The liver gene expression of the peroxisomal β-oxidation enzyme acyl-coenzyme A oxidase 1 (ACOX1), which catabolizes very long chain fatty acids (VLCFA), increases in the context of obesity, but how this pathway impacts systemic energy metabolism remains unknown. Here, we show that hepatic ACOX1-mediated β-oxidation regulates inter-organ communication involved in metabolic homeostasis. Liver-specific knockout of Acox1 (Acox1-LKO) protects mice from diet-induced obesity, adipose tissue inflammation, and systemic insulin resistance.
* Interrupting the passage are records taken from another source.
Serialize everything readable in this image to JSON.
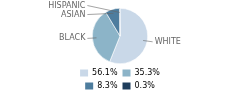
{
  "chart_data": {
    "type": "pie",
    "categories": [
      "WHITE",
      "BLACK",
      "ASIAN",
      "HISPANIC"
    ],
    "values": [
      56.1,
      35.3,
      8.3,
      0.3
    ],
    "value_labels": [
      "56.1%",
      "35.3%",
      "8.3%",
      "0.3%"
    ],
    "colors": [
      "#c9d8e8",
      "#8cb4c8",
      "#4e7d9e",
      "#1e3d5c"
    ],
    "legend": "bottom"
  }
}
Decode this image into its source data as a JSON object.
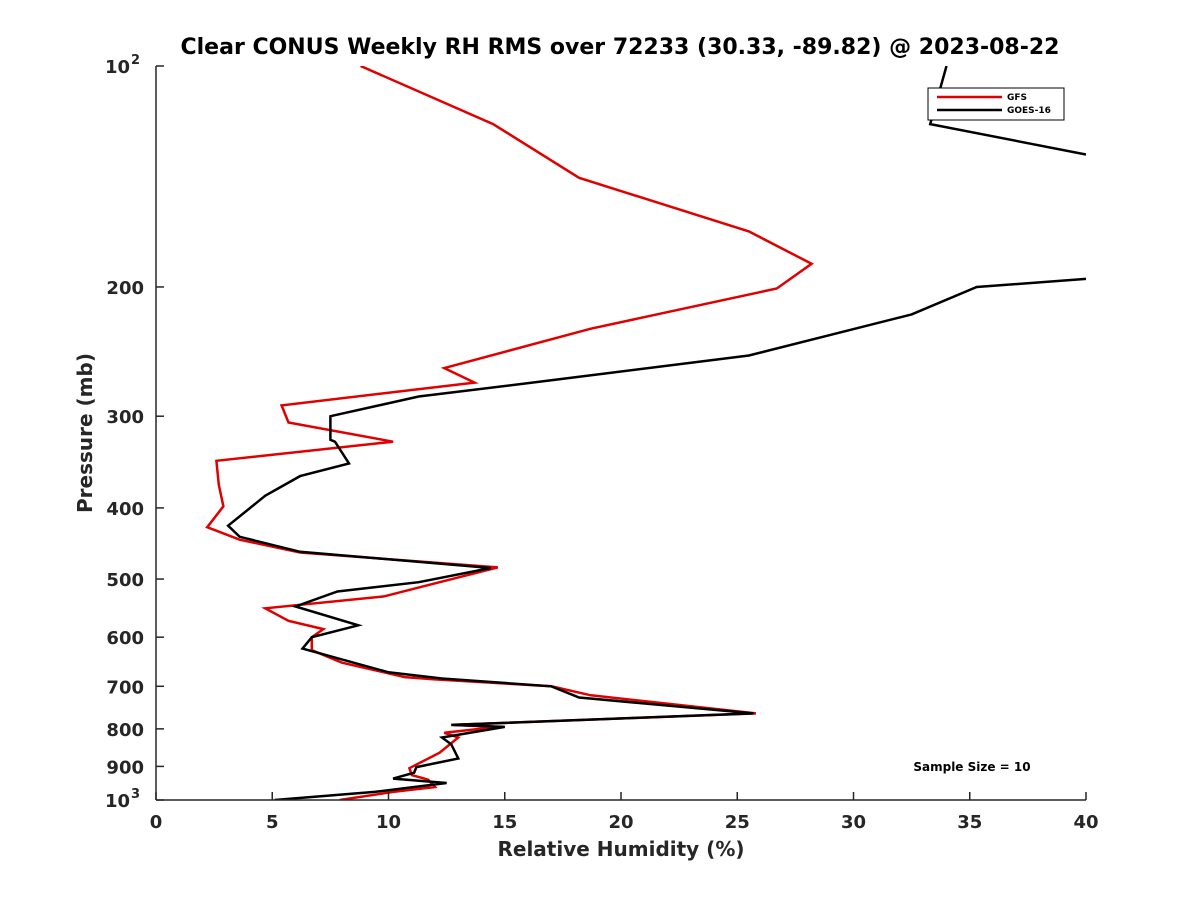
{
  "chart_data": {
    "type": "line",
    "title": "Clear CONUS Weekly RH RMS over 72233 (30.33, -89.82) @ 2023-08-22",
    "xlabel": "Relative Humidity (%)",
    "ylabel": "Pressure (mb)",
    "xlim": [
      0,
      40
    ],
    "ylim": [
      100,
      1000
    ],
    "yscale": "log",
    "y_reversed": true,
    "xticks": [
      0,
      5,
      10,
      15,
      20,
      25,
      30,
      35,
      40
    ],
    "xtick_labels": [
      "0",
      "5",
      "10",
      "15",
      "20",
      "25",
      "30",
      "35",
      "40"
    ],
    "ytick_labels": [
      {
        "value": 100,
        "base": "10",
        "exp": "2"
      },
      {
        "value": 200,
        "base": "200",
        "exp": ""
      },
      {
        "value": 300,
        "base": "300",
        "exp": ""
      },
      {
        "value": 400,
        "base": "400",
        "exp": ""
      },
      {
        "value": 500,
        "base": "500",
        "exp": ""
      },
      {
        "value": 600,
        "base": "600",
        "exp": ""
      },
      {
        "value": 700,
        "base": "700",
        "exp": ""
      },
      {
        "value": 800,
        "base": "800",
        "exp": ""
      },
      {
        "value": 900,
        "base": "900",
        "exp": ""
      },
      {
        "value": 1000,
        "base": "10",
        "exp": "3"
      }
    ],
    "legend": {
      "location": "top-right"
    },
    "annotation": "Sample Size = 10",
    "series": [
      {
        "name": "GFS",
        "color": "#e00000",
        "rh": [
          8.8,
          14.5,
          18.2,
          25.5,
          28.2,
          26.7,
          18.7,
          12.4,
          13.7,
          5.4,
          5.7,
          10.2,
          2.6,
          2.7,
          2.9,
          2.2,
          3.6,
          6.2,
          14.7,
          12.2,
          9.8,
          4.7,
          5.7,
          7.2,
          6.7,
          6.7,
          8.0,
          10.7,
          12.0,
          17.0,
          18.7,
          25.8,
          12.7,
          14.7,
          12.4,
          13.0,
          12.2,
          10.9,
          11.0,
          11.7,
          12.0,
          10.2,
          7.9
        ],
        "pressure": [
          100,
          120,
          142,
          168,
          186,
          201,
          228,
          258,
          270,
          290,
          306,
          325,
          345,
          372,
          398,
          425,
          442,
          460,
          482,
          505,
          528,
          548,
          570,
          585,
          600,
          625,
          650,
          680,
          685,
          700,
          720,
          762,
          790,
          795,
          810,
          822,
          862,
          905,
          925,
          938,
          960,
          975,
          1000
        ]
      },
      {
        "name": "GOES-16",
        "color": "#000000",
        "rh": [
          34.0,
          33.3,
          40.0,
          null,
          40.0,
          35.3,
          32.5,
          25.5,
          17.0,
          11.3,
          7.5,
          7.5,
          7.7,
          8.3,
          6.2,
          4.7,
          3.1,
          3.6,
          6.2,
          14.4,
          11.3,
          7.8,
          6.0,
          8.7,
          6.7,
          6.3,
          10.0,
          12.3,
          17.0,
          18.2,
          25.7,
          12.7,
          15.0,
          12.3,
          12.7,
          13.0,
          11.2,
          11.1,
          10.2,
          12.5,
          9.4,
          5.1
        ],
        "pressure": [
          100,
          120,
          132,
          null,
          195,
          200,
          218,
          248,
          268,
          282,
          300,
          323,
          325,
          348,
          362,
          385,
          423,
          438,
          459,
          483,
          505,
          520,
          545,
          578,
          600,
          622,
          670,
          683,
          700,
          725,
          762,
          790,
          795,
          822,
          840,
          878,
          902,
          918,
          935,
          948,
          975,
          1000
        ]
      }
    ]
  }
}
Serum from Acox1-LKO mice promotes browning in cultured white adipocytes. Global serum lipidomics show increased circulating levels of several species of ω−3 VLCFAs (C24-C28) with previously uncharacterized physiological role that promote browning, mitochondrial biogenesis and Glut4 translocation through activation of the lipid sensor GPR120 in adipocytes. This work identifies hepatic peroxisomal β-oxidation as an important regulator of metabolic homeostasis and suggests that manipulation of ACOX1 or its substrates may treat obesity-associated metabolic disorders.
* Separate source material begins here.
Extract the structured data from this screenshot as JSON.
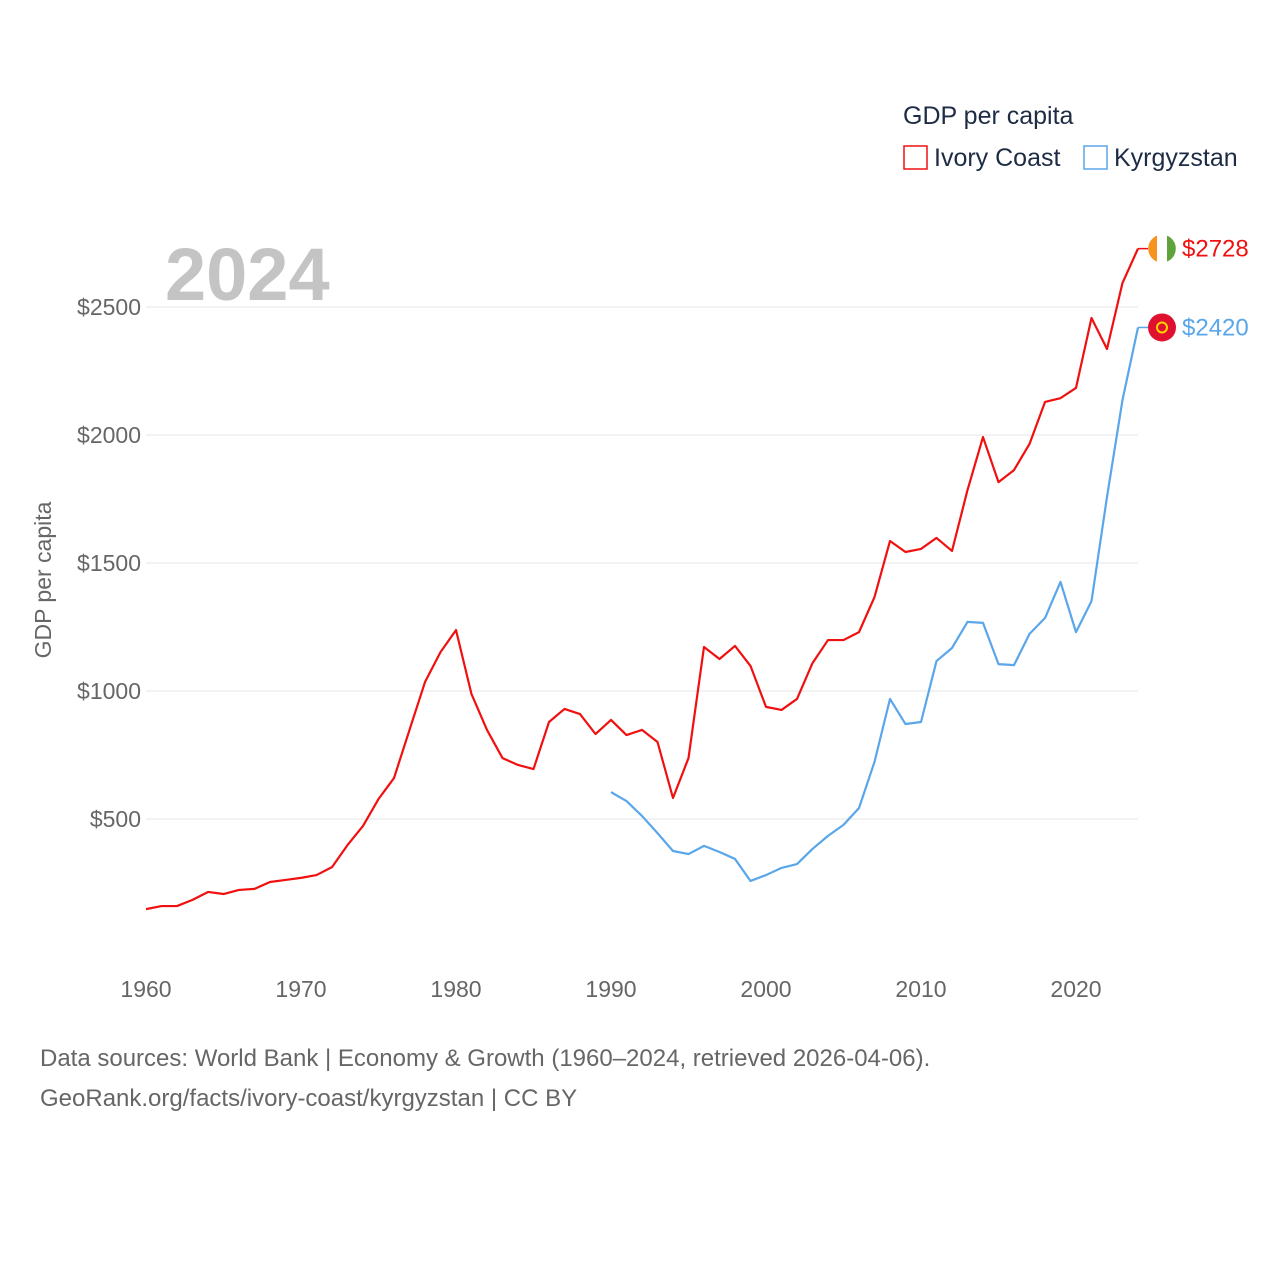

过氧化物酶体 β-氧化酶酰基辅酶 A 氧化酶 1 （ACOX1） 的肝脏基因表达，该酶可分解代谢甚长链脂肪酸 （VLCFA），在肥胖的情况下增加，但该途径如何影响全身能量代谢仍不清楚。在这里，我们表明肝脏 ACOX1 介导的β氧化调节参与代谢稳态的器官间通讯。Acox1 的肝脏特异性敲除 （Acox1-LKO） 可保护小鼠免受饮食诱导的肥胖、脂肪组织炎症和全身胰岛素抵抗的影响。来自 Acox1-LKO 小鼠的血清可促进培养的白色脂肪细胞的褐变。全球血清脂质组学显示几种 ω-3 VLCFA （C24-C28） 的循环水平增加，这些物质具有以前未表征的生理作用，通过激活脂肪细胞中的脂质传感器 GPR120 促进褐变、线粒体生物发生和 Glut4 易位。这项工作确定肝脏过氧化物酶体 β-氧化是代谢稳态的重要调节因子，并表明操作 ACOX1 或其底物可以治疗肥胖相关的代谢紊乱。